In the microfluidic software, click on the Run a Custom Sequence button, then program the injection of the stress-inducing medium during 10 minutes at two PSI, followed by injection at one PSI for the wanted duration of the stress treatment. Perform microscopy imaging in the time-lapse mode with one frame every 10 minutes, using phase contrast in transmitted light and a 560 nanometer excitation light source for the mCherry signal if required. Start the microscopic image acquisition and the microfluidic injection protocol at the same time.

Open the Fiji software and the MicrobeJ plugin. For snapshot analysis, drop all images corresponding to one microscope slide into the MicrobeJ loading bar to concatenate images and save the obtained image stacks file. For time-lapse data, just drop the image stack into the loading bar of MicrobeJ.

Run the automated detection of the cell's outlines based on the segmentation of phase contrast image and run the detection of the nucleoids based on the segmentation of the stained DNA fluorescent signal. Check the accuracy of the cell detection visually and use the MicrobeJ editing tool for correction if needed.
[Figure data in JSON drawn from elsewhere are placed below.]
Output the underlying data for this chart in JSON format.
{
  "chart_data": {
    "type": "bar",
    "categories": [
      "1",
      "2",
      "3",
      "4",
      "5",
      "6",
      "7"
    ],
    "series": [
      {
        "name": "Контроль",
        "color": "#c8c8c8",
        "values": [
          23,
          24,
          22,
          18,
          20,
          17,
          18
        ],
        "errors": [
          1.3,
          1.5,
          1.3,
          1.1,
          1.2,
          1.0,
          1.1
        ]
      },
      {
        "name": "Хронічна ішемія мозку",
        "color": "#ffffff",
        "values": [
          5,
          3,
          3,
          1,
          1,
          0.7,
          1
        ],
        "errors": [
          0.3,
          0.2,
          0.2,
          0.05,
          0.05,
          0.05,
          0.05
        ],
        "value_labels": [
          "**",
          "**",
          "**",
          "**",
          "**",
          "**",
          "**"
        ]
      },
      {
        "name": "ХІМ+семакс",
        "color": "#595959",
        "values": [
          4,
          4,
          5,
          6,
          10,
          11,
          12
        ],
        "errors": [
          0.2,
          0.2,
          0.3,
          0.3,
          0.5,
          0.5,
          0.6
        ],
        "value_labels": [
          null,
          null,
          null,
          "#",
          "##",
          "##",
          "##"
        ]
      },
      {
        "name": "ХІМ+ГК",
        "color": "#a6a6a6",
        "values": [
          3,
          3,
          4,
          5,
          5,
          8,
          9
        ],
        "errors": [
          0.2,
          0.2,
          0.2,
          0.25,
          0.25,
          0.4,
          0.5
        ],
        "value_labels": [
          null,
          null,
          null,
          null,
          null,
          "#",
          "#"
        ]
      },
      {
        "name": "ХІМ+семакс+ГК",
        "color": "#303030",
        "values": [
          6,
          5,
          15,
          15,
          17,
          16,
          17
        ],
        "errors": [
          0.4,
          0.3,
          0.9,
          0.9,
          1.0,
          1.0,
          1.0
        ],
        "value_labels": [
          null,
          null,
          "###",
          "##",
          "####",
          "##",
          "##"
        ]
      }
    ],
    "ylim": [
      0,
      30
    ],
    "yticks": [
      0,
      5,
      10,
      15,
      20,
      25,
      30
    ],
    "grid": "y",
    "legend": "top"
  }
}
Save the result file obtained.

Click on the icon ResultJ to complete the analysis and obtain the ResultJ window. Many different types of output graphs are generated. Plot the normalized histograms of cell shape or length and mean nucleoid number per cell.

This study analyzed the behavior of Escherichia coli K-12 cells during transient exposure to cephalexin, an antibiotic that specifically inhibits cell division. Cell cultures growing in the presence of cephalexin exhibited similar OD600 increases as the unstressed cultures. The concentration of viable cells did not increase when cephalexin was present.
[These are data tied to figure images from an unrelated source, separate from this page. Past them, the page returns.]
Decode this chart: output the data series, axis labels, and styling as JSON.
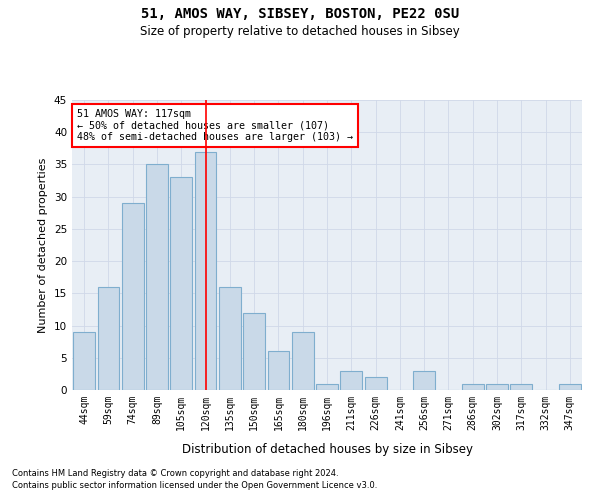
{
  "title1": "51, AMOS WAY, SIBSEY, BOSTON, PE22 0SU",
  "title2": "Size of property relative to detached houses in Sibsey",
  "xlabel": "Distribution of detached houses by size in Sibsey",
  "ylabel": "Number of detached properties",
  "categories": [
    "44sqm",
    "59sqm",
    "74sqm",
    "89sqm",
    "105sqm",
    "120sqm",
    "135sqm",
    "150sqm",
    "165sqm",
    "180sqm",
    "196sqm",
    "211sqm",
    "226sqm",
    "241sqm",
    "256sqm",
    "271sqm",
    "286sqm",
    "302sqm",
    "317sqm",
    "332sqm",
    "347sqm"
  ],
  "values": [
    9,
    16,
    29,
    35,
    33,
    37,
    16,
    12,
    6,
    9,
    1,
    3,
    2,
    0,
    3,
    0,
    1,
    1,
    1,
    0,
    1
  ],
  "bar_color": "#c9d9e8",
  "bar_edge_color": "#7faece",
  "bar_linewidth": 0.8,
  "ylim": [
    0,
    45
  ],
  "yticks": [
    0,
    5,
    10,
    15,
    20,
    25,
    30,
    35,
    40,
    45
  ],
  "annotation_label": "51 AMOS WAY: 117sqm",
  "annotation_line1": "← 50% of detached houses are smaller (107)",
  "annotation_line2": "48% of semi-detached houses are larger (103) →",
  "annotation_box_color": "white",
  "annotation_box_edge": "red",
  "vline_color": "red",
  "vline_x_index": 5,
  "grid_color": "#d0d8e8",
  "background_color": "#e8eef5",
  "footer1": "Contains HM Land Registry data © Crown copyright and database right 2024.",
  "footer2": "Contains public sector information licensed under the Open Government Licence v3.0."
}
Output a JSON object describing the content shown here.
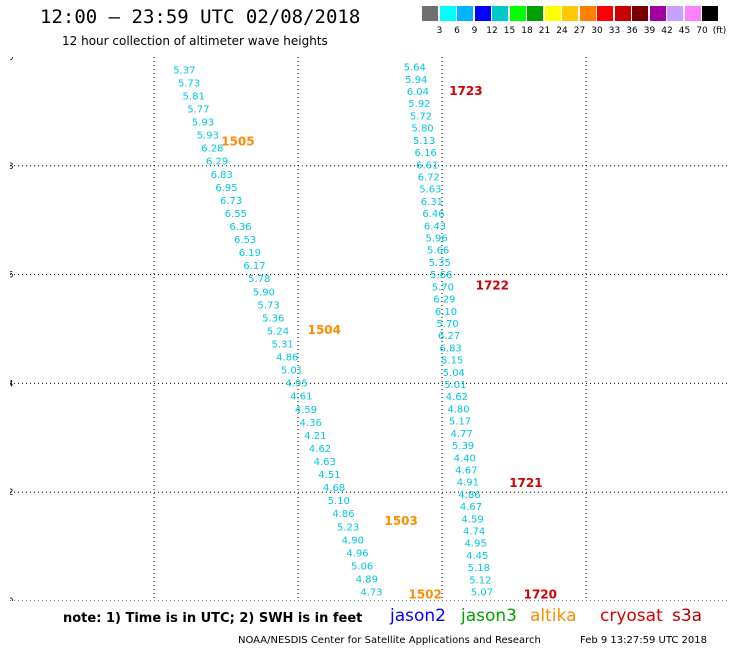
{
  "header": {
    "title": "12:00 — 23:59 UTC 02/08/2018",
    "subtitle": "12 hour collection of altimeter wave heights"
  },
  "color_scale": {
    "swatches": [
      "#707070",
      "#00ffff",
      "#00b4ff",
      "#0000ff",
      "#00c8c8",
      "#00ff00",
      "#00a000",
      "#ffff00",
      "#ffc800",
      "#ff8000",
      "#ff0000",
      "#c80000",
      "#780000",
      "#a000a0",
      "#c8a0ff",
      "#ff80ff",
      "#000000"
    ],
    "labels": [
      "3",
      "6",
      "9",
      "12",
      "15",
      "18",
      "21",
      "24",
      "27",
      "30",
      "33",
      "36",
      "39",
      "42",
      "45",
      "70"
    ],
    "unit": "(ft)"
  },
  "map": {
    "lon_range": [
      -150,
      -135
    ],
    "lat_range": [
      40,
      50
    ],
    "x_ticks": [
      "-150",
      "-147",
      "-144",
      "-141",
      "-138",
      "-135"
    ],
    "x_tick_values": [
      -150,
      -147,
      -144,
      -141,
      -138,
      -135
    ],
    "y_ticks": [
      "50",
      "48",
      "46",
      "44",
      "42",
      "40"
    ],
    "y_tick_values": [
      50,
      48,
      46,
      44,
      42,
      40
    ],
    "tracks": [
      {
        "satellite": "jason3",
        "color": "#00c8dc",
        "values": [
          "5.37",
          "5.73",
          "5.81",
          "5.77",
          "5.93",
          "5.93",
          "6.28",
          "6.29",
          "6.83",
          "6.95",
          "6.73",
          "6.55",
          "6.36",
          "6.53",
          "6.19",
          "6.17",
          "5.78",
          "5.90",
          "5.73",
          "5.36",
          "5.24",
          "5.31",
          "4.86",
          "5.01",
          "4.95",
          "4.61",
          "4.59",
          "4.36",
          "4.21",
          "4.62",
          "4.63",
          "4.51",
          "4.68",
          "5.10",
          "4.86",
          "5.23",
          "4.90",
          "4.96",
          "5.06",
          "4.89",
          "4.73"
        ],
        "start": [
          -146.6,
          49.7
        ],
        "end": [
          -142.7,
          40.1
        ]
      },
      {
        "satellite": "jason3",
        "color": "#00c8dc",
        "values": [
          "5.64",
          "5.94",
          "6.04",
          "5.92",
          "5.72",
          "5.80",
          "5.13",
          "6.16",
          "6.61",
          "6.72",
          "5.63",
          "6.31",
          "6.46",
          "6.43",
          "5.96",
          "5.66",
          "5.35",
          "5.66",
          "5.70",
          "6.29",
          "6.10",
          "5.70",
          "6.27",
          "6.83",
          "5.15",
          "5.04",
          "5.01",
          "4.62",
          "4.80",
          "5.17",
          "4.77",
          "5.39",
          "4.40",
          "4.67",
          "4.91",
          "4.86",
          "4.67",
          "4.59",
          "4.74",
          "4.95",
          "4.45",
          "5.18",
          "5.12",
          "5.07"
        ],
        "start": [
          -141.8,
          49.75
        ],
        "end": [
          -140.4,
          40.1
        ]
      }
    ],
    "time_labels": [
      {
        "text": "1505",
        "color": "#ff8c00",
        "lon": -145.6,
        "lat": 48.37
      },
      {
        "text": "1504",
        "color": "#ff8c00",
        "lon": -143.8,
        "lat": 44.91
      },
      {
        "text": "1503",
        "color": "#ff8c00",
        "lon": -142.2,
        "lat": 41.4
      },
      {
        "text": "1502",
        "color": "#ff8c00",
        "lon": -141.7,
        "lat": 40.05
      },
      {
        "text": "1723",
        "color": "#d20000",
        "lon": -140.85,
        "lat": 49.3
      },
      {
        "text": "1722",
        "color": "#d20000",
        "lon": -140.3,
        "lat": 45.73
      },
      {
        "text": "1721",
        "color": "#d20000",
        "lon": -139.6,
        "lat": 42.1
      },
      {
        "text": "1720",
        "color": "#d20000",
        "lon": -139.3,
        "lat": 40.05
      }
    ]
  },
  "footer": {
    "note": "note: 1) Time is in UTC; 2) SWH is in feet",
    "legend": [
      {
        "name": "jason2",
        "color": "#0000ff"
      },
      {
        "name": "jason3",
        "color": "#00a000"
      },
      {
        "name": "altika",
        "color": "#ff8c00"
      },
      {
        "name": "cryosat",
        "color": "#d20000"
      },
      {
        "name": "s3a",
        "color": "#b40000"
      }
    ],
    "credit": "NOAA/NESDIS Center for Satellite Applications and Research",
    "timestamp": "Feb  9 13:27:59 UTC 2018"
  }
}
Cells started dividing again when cephalexin was removed and eventually reached a concentration equivalent to the unstressed culture after two hours. Different stresses resulted in different uncoupling of the OD and CFU per milliliter curves, depending on the effect induced. Exposure to cephalexin provoked a parallel increase of cell size and DNA content.

When cephalexin was removed, the population cell size and DNA content gradually decreased and became similar to the unstressed population after two hours. Cephalexin provoked the formation of long cells with normal cell width then no division septa. Quantitative image analysis confirmed the cell size and DNA content increase.

Time-lapse images confirm that cell elongation and chromosome replication and segregation were not inhibited by exposure to cephalexin. Analysis of the filamented cell lineage showed that cell division restarted roughly 20 minutes after washing away the drug. It is crucial to make sure that the bacterial population is in full exponential growth before inducing stress treatments.

Stress-inducing treatment used for these approaches could be hazardous for experimental, like genotoxic compound. So handle compound carefully and wear glove, mask, goggle, and lab coat.